I have an interesting puzzle I've been trying to find a more elegant solution.
I have 2 models. Surveys
and Questions
which are connect in a has_many through relation by QuestionLogs
. has_many :questions, :through => :question_logs
This works fine, my problem is I have the need for variant Surveys. eg. I may have 3 Surveys which are made for different regions, say Chicago, LA, and Austin. They share 90% of the questions in common, but may substitute one or two questions.

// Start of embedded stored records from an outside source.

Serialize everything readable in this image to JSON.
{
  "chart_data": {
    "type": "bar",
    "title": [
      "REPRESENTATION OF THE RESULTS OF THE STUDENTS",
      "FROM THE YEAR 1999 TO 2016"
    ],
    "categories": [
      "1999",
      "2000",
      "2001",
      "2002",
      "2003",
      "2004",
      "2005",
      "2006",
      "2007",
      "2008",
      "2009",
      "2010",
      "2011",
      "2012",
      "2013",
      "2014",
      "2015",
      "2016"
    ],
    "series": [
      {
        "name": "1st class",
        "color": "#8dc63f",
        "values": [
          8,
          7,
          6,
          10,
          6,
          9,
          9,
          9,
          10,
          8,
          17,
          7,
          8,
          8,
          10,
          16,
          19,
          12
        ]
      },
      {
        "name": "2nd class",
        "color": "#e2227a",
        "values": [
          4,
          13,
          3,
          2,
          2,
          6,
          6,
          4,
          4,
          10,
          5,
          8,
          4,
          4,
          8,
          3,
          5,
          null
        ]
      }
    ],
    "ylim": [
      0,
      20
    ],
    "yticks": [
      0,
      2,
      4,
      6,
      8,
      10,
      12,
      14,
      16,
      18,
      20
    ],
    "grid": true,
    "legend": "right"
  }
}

At the moment, I start with one Survey, (with a unique sid scoped by region_id), Survey A and when it's complete I create a duplicate Survey B, (same sid, different region_id) which creates 10 new QuestionLogs to those exact same questions, and I then substitute 1 or 2 questions depending on the region. (e.g. if I have a survey with 2 variants, with 10 questions, i end up with 30 QuestionLogs to those same questions which are nearly identical).
This works fine. My question is if there's an alternative way to avoid this duplication of QuestionLogs. For example, a way to handle variations of a model and it's dependents, recording differences, rather than simple duplication.
FYI, each survey has exactly 10 questions, the questions are created separately before the survey, and the model is quite complex, eg. it has answers, etc.
Any suggestions or direction would be greatly appreciated, thanks!